Die Familie habe am Mittwochabend Abschied von ihren engsten Freunden genommen und sei am Donnerstagmorgen ohne Widerstand in Begleitung der Polizei, eines Arztes und einem Mitglied der Antifolterkommission nach Moskau ausgereist.
Zwangsausschaffung verhindert
«Obwohl wir bis zuletzt vergeblich dafür gekämpft haben, dass die Familie in der Schweiz bleiben kann, war das Kirchenasyl insofern doch erfolgreich, als dadurch eine Zwangsausschaffung verhindert werden konnte. Bei einer Zwangsausschaffung durch die Polizei wären für die Familie alle vereinbarten Rückkehrhilfen von Seiten der Behörden entfallen», heisst es in der Mitteilung auf der Homepage.
Die Familie sei seit Donnerstagabend in Moskau und reise nun weiter nach Tschetschenien. «Wir bleiben mit der Familie in Kontakt und werden alles daran setzen, dass der Familie in Tschetschenien eine gute Zukunft ermöglicht wird», heisst es weiter.
Im Mai hatte die Kirchgemeinde Kilchberg der Familie Kirchenasyl gewährt. Zwei Mal hatte die Polizei bis dahin versucht, die Familie zwangsmässig auszuschaffen.
Die sechsköpfige Familie lebte seit viereinhalb Jahren in Kilchberg. Seit Anfang März stand jedoch fest, dass sie die Schweiz verlassen muss. Das Bundesverwaltungsgericht hatte einen letzten Rekurs gegen den Ausschaffungsentscheid abgelehnt.

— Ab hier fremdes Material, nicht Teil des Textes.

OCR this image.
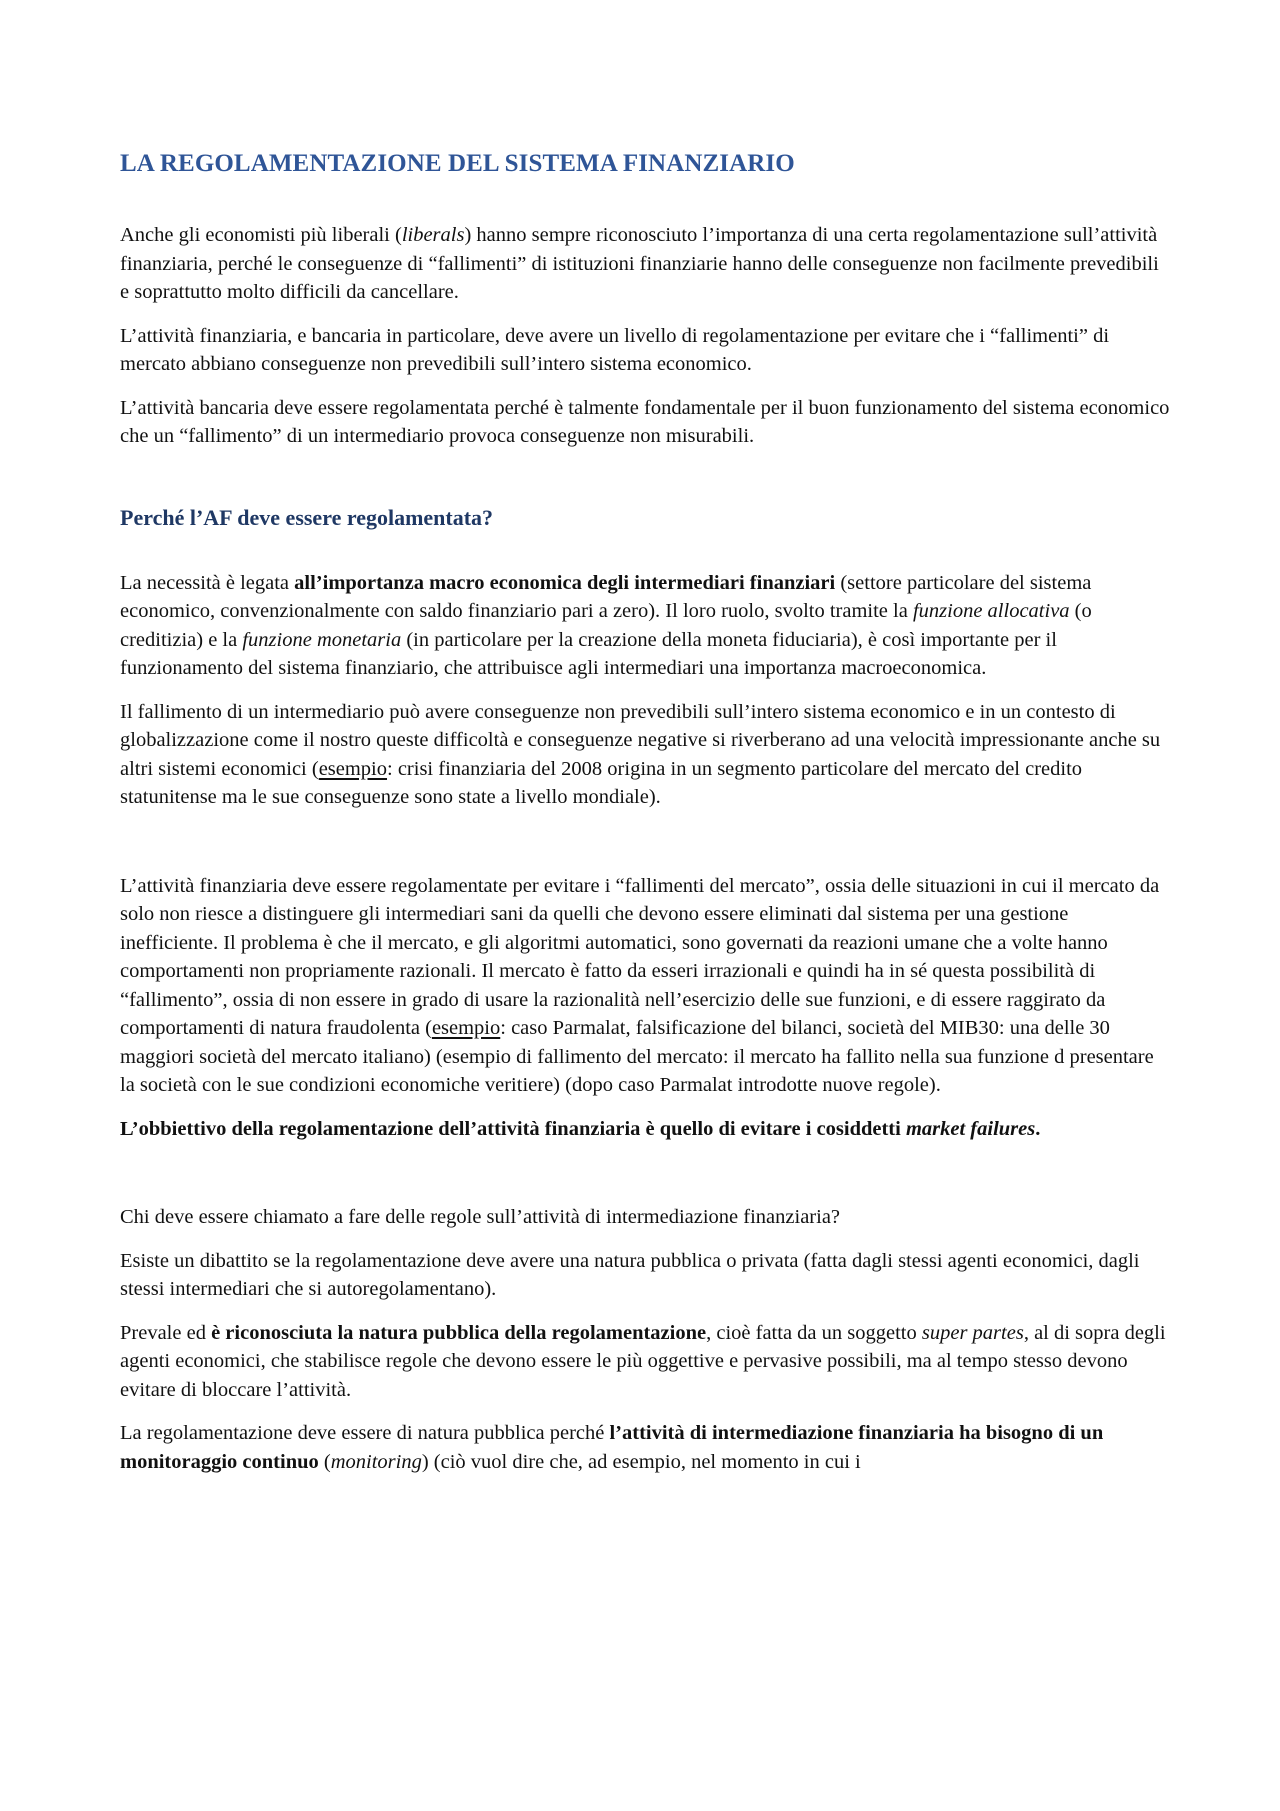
LA REGOLAMENTAZIONE DEL SISTEMA FINANZIARIO

Anche gli economisti più liberali (liberals) hanno sempre riconosciuto l’importanza di una certa regolamentazione sull’attività finanziaria, perché le conseguenze di “fallimenti” di istituzioni finanziarie hanno delle conseguenze non facilmente prevedibili e soprattutto molto difficili da cancellare.

L’attività finanziaria, e bancaria in particolare, deve avere un livello di regolamentazione per evitare che i “fallimenti” di mercato abbiano conseguenze non prevedibili sull’intero sistema economico.

L’attività bancaria deve essere regolamentata perché è talmente fondamentale per il buon funzionamento del sistema economico che un “fallimento” di un intermediario provoca conseguenze non misurabili.

Perché l’AF deve essere regolamentata?

La necessità è legata all’importanza macro economica degli intermediari finanziari (settore particolare del sistema economico, convenzionalmente con saldo finanziario pari a zero). Il loro ruolo, svolto tramite la funzione allocativa (o creditizia) e la funzione monetaria (in particolare per la creazione della moneta fiduciaria), è così importante per il funzionamento del sistema finanziario, che attribuisce agli intermediari una importanza macroeconomica.

Il fallimento di un intermediario può avere conseguenze non prevedibili sull’intero sistema economico e in un contesto di globalizzazione come il nostro queste difficoltà e conseguenze negative si riverberano ad una velocità impressionante anche su altri sistemi economici (esempio: crisi finanziaria del 2008 origina in un segmento particolare del mercato del credito statunitense ma le sue conseguenze sono state a livello mondiale).

L’attività finanziaria deve essere regolamentate per evitare i “fallimenti del mercato”, ossia delle situazioni in cui il mercato da solo non riesce a distinguere gli intermediari sani da quelli che devono essere eliminati dal sistema per una gestione inefficiente. Il problema è che il mercato, e gli algoritmi automatici, sono governati da reazioni umane che a volte hanno comportamenti non propriamente razionali. Il mercato è fatto da esseri irrazionali e quindi ha in sé questa possibilità di “fallimento”, ossia di non essere in grado di usare la razionalità nell’esercizio delle sue funzioni, e di essere raggirato da comportamenti di natura fraudolenta (esempio: caso Parmalat, falsificazione del bilanci, società del MIB30: una delle 30 maggiori società del mercato italiano) (esempio di fallimento del mercato: il mercato ha fallito nella sua funzione d presentare la società con le sue condizioni economiche veritiere) (dopo caso Parmalat introdotte nuove regole).

L’obbiettivo della regolamentazione dell’attività finanziaria è quello di evitare i cosiddetti market failures.

Chi deve essere chiamato a fare delle regole sull’attività di intermediazione finanziaria?

Esiste un dibattito se la regolamentazione deve avere una natura pubblica o privata (fatta dagli stessi agenti economici, dagli stessi intermediari che si autoregolamentano).

Prevale ed è riconosciuta la natura pubblica della regolamentazione, cioè fatta da un soggetto super partes, al di sopra degli agenti economici, che stabilisce regole che devono essere le più oggettive e pervasive possibili, ma al tempo stesso devono evitare di bloccare l’attività.

La regolamentazione deve essere di natura pubblica perché l’attività di intermediazione finanziaria ha bisogno di un monitoraggio continuo (monitoring) (ciò vuol dire che, ad esempio, nel momento in cui i
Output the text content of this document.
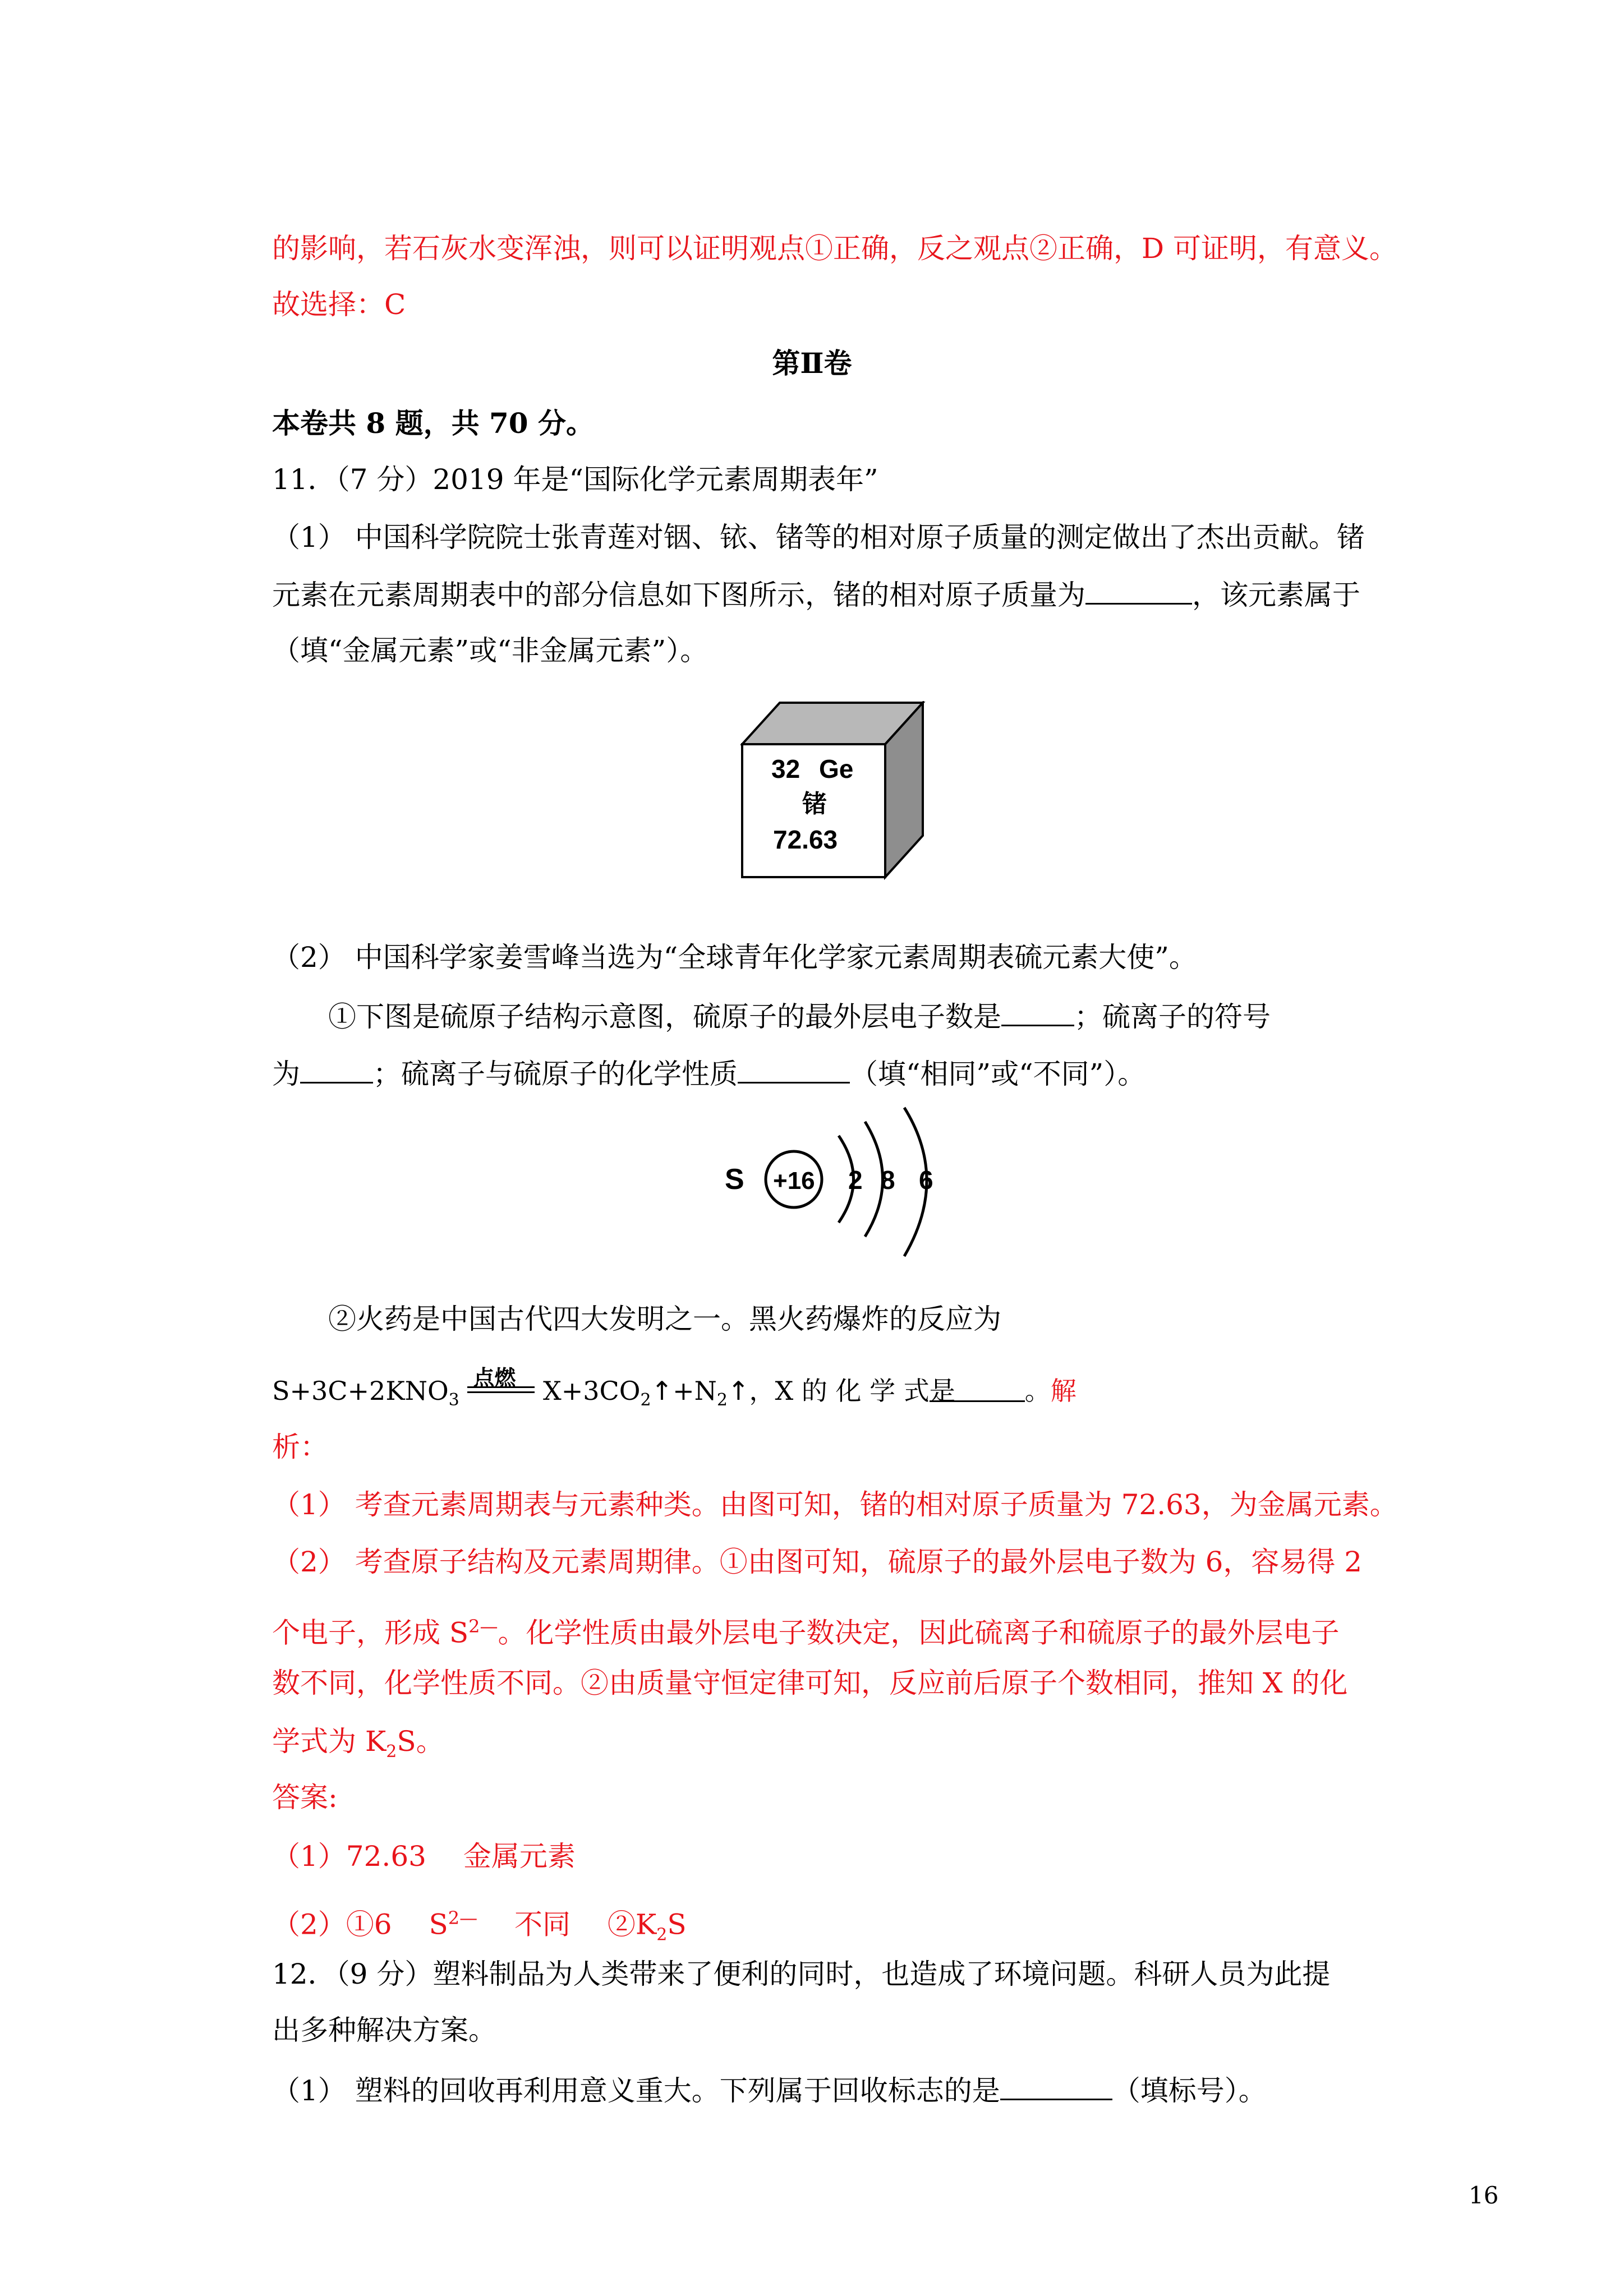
的影响，若石灰水变浑浊，则可以证明观点①正确，反之观点②正确，D 可证明，有意义。
故选择：C
第Ⅱ卷
本卷共 8 题，共 70 分。
11．（7 分）2019 年是“国际化学元素周期表年”
（1） 中国科学院院士张青莲对铟、铱、锗等的相对原子质量的测定做出了杰出贡献。锗
元素在元素周期表中的部分信息如下图所示，锗的相对原子质量为	，该元素属于
（填“金属元素”或“非金属元素”）。
32 Ge
锗
72.63
（2） 中国科学家姜雪峰当选为“全球青年化学家元素周期表硫元素大使”。
①下图是硫原子结构示意图，硫原子的最外层电子数是	；硫离子的符号
为	；硫离子与硫原子的化学性质	（填“相同”或“不同”）。
S +16 2 8 6
②火药是中国古代四大发明之一。黑火药爆炸的反应为
$S+3C+2KNO_3$
点燃 $X+3CO_2↑+N_2↑$，X 的 化 学 式是	。解
析：
（1） 考查元素周期表与元素种类。由图可知，锗的相对原子质量为 72.63，为金属元素。
（2） 考查原子结构及元素周期律。①由图可知，硫原子的最外层电子数为 6，容易得 2
个电子，形成 $S^{2—}$。化学性质由最外层电子数决定，因此硫离子和硫原子的最外层电子
数不同，化学性质不同。②由质量守恒定律可知，反应前后原子个数相同，推知 X 的化
学式为 $K_2S$。
答案:
（1）72.63　 金属元素
（2）①6　 $S^{2—}$　 不同　 $②K_2S$
12．（9 分）塑料制品为人类带来了便利的同时，也造成了环境问题。科研人员为此提
出多种解决方案。
（1） 塑料的回收再利用意义重大。下列属于回收标志的是	（填标号）。
16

Vater dankt Bevölkerung und Kirche
Unterstützung erhielt die Familie vom Komitee «Hier zuhause», das von rund 2600 Personen aus der ganzen Schweiz getragen wird. Laut diesem Komitee besteht nach wie vor die Gefahr, dass die Familie in Tschetschenien verfolgt wird.
Das Komitee kündigte am Donnerstagabend an, es werde mit einem Härtefallgesuch «für eine Beurteilung der rechtlichen Situation der Familie und insbesondere der Kinder in der Schweiz besorgt sein». Alle zur Verfügung stehenden rechtlichen Mittel würden ausgeschöpft.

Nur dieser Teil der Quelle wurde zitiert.